E aqui estou eu, preparado para realizar meu trabalho, independente de outras tantas pessoas de outras tantas famílias que estão dentro deste banco, e que talvez estejam passando por necessidades quase tão grande quanto a minha. Mas que todos eles me perdoem se não penso na condição em que cada um está, pois eu vim aqui realizar meu trabalho, e irei fazê-lo de uma forma ou de outra.
É... olhe só aquela senhora idosa reclamando como o atendente do banco, ela está nervosa, gritando muito. A senhora começou a chorar, deve estar desesperada, não sei... Todos pararam para olhar a ela, e quem sabe, sentirem-se melhor com isso, constatando que aquela pobre mulher está passando por sofrimentos mais duros e mais pesados do que elas próprias, agradecendo assim por sua relativa desgraça.
É assim sempre. Sempre irão existir pessoas em melhores condições do que nós, mas também, sempre irão existir pessoas em piores condições do que a gente, para nos dar uma certa resignação na vida.
Acho que é chegado o momento de agir. Puxa, de repente, me deu um frio na espinha. Não sei, estou tendo um mal pressentimento, acho que o dia de hoje não vai terminar muito bem.
O segurança do outro lado do banco continua impávido, olhando com indiferença, para o desespero daquela senhora.

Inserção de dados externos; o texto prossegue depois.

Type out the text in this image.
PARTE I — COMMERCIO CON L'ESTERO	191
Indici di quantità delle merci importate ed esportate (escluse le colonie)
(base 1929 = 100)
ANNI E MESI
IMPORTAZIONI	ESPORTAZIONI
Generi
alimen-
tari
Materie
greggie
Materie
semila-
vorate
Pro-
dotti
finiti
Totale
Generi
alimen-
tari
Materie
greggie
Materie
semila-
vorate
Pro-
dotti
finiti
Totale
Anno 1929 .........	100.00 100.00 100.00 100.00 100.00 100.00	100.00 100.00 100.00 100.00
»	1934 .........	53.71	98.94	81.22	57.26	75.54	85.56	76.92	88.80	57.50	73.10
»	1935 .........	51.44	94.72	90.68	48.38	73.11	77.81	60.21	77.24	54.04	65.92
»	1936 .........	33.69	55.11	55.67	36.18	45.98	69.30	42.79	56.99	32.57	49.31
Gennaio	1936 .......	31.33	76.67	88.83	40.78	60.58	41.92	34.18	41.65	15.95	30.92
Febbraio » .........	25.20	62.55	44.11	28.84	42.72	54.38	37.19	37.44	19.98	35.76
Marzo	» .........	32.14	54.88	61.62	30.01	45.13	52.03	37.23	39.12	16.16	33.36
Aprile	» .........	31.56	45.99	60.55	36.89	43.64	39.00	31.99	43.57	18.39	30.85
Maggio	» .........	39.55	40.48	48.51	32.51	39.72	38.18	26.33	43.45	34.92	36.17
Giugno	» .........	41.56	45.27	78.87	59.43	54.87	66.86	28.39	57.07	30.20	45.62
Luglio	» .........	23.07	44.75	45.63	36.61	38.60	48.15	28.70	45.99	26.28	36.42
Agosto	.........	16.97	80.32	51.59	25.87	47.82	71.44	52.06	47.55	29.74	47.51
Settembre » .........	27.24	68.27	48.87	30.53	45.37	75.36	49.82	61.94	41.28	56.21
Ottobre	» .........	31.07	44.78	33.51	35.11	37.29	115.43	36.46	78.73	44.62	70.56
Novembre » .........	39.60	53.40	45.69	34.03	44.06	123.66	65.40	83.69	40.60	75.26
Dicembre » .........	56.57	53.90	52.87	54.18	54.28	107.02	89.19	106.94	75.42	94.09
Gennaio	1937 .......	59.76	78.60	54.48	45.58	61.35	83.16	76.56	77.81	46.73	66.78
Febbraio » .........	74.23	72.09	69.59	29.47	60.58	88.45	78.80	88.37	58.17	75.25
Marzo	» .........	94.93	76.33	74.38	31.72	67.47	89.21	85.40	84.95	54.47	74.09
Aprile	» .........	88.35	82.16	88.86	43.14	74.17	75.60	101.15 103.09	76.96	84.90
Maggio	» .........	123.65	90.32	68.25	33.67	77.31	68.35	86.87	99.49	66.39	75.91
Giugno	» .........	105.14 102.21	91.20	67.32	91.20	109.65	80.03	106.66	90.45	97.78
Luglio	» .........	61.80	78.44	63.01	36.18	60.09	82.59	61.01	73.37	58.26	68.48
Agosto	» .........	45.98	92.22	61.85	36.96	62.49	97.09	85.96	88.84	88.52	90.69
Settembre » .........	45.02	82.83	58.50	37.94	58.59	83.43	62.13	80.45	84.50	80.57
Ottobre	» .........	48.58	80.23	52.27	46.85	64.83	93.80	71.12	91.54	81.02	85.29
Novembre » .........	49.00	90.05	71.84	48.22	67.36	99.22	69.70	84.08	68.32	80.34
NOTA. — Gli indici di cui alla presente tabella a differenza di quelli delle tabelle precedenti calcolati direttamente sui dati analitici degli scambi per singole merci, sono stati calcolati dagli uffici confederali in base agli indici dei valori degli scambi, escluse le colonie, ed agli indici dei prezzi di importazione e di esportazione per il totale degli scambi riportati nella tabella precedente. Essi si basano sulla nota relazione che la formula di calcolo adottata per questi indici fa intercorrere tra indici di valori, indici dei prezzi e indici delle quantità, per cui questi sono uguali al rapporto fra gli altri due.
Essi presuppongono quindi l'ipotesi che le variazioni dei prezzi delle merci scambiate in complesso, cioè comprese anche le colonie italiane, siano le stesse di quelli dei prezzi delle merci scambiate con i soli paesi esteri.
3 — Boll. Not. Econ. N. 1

Então é minha hora de agir, agora que todas as atenções estão voltadas para aquela senhora, é só eu caminhar em direção ao segurança.
Até que enfim... enfim irei terminar logo com isso, chega de esperar, chega de angústia. Agora é tudo ou nada, daqui para frente, não há mais volta, é só eu dar meu brado de Independência ou Morte!
Infelizmente, é a necessidade que me move. Não há como viver em paz, quando a própria sociedade lhe rouba esta benesse.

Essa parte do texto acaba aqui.